The MIT Press, ISBN 978-0262013147
, USA, 2009, English
Since John Cage we have started to prefigure what is now called the “aesthetics of failure.” Reconsidering accidents as opportunities has been the conceptual terrain of different avant garde artists ever since. All the major musicians that have founded their own career researching the “malfunction” are discussed here. Mechanically deconstructing both player devices and played media has not been just an alternative fashion, nor a mere aestheticizing of error, but a formal and conceptual process to explore. Kelly formalizes the “crack” as the nodal point in this process, being a productive break, that interrupts the usual flow and diverts the same process to a different creative development. This break implies a sudden switch to different perceptual categories and suggests entering a different auditory field where the unexpected become the expected. In an almost squared small format size, with the text ideally fitting in a CD booklet, this book analyzes the “crack” with all its consequences at the noise and the liquefaction of “music” boundaries.
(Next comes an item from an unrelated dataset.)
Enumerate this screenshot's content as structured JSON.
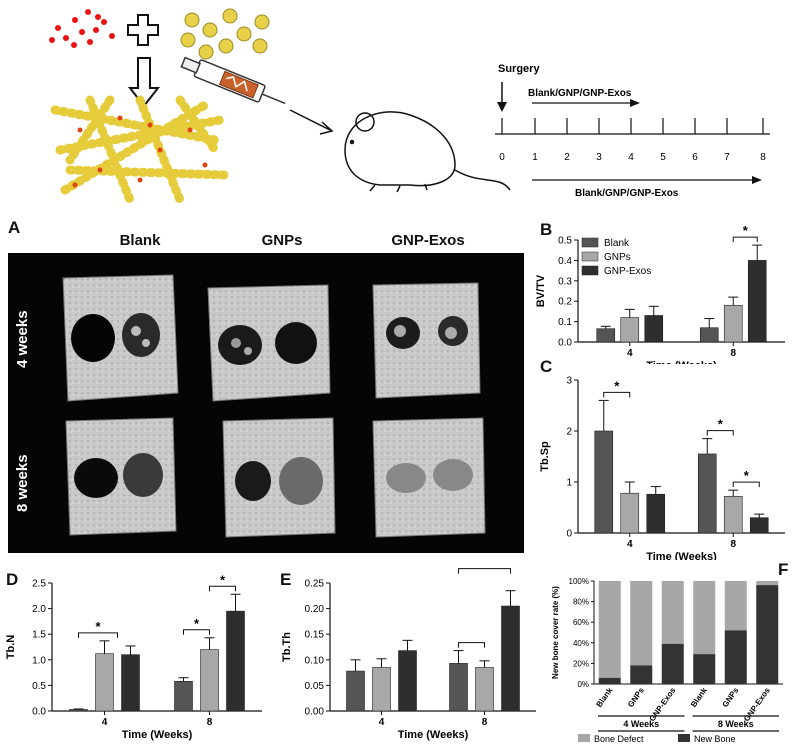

The concept of “error” has been almost absorbed in contemporaneity, as it’s more and more frequent in daily life, thanks to our dependence on digital tools and networks, and it has become even more obscure and unforeseeable with the predominance of complex digital technologies. So the mechanical materiality of disassembling and disrupting sound processes evolving into the “induction” processes of constructing glitches is definitively placing the “wrong” as an established center of interest.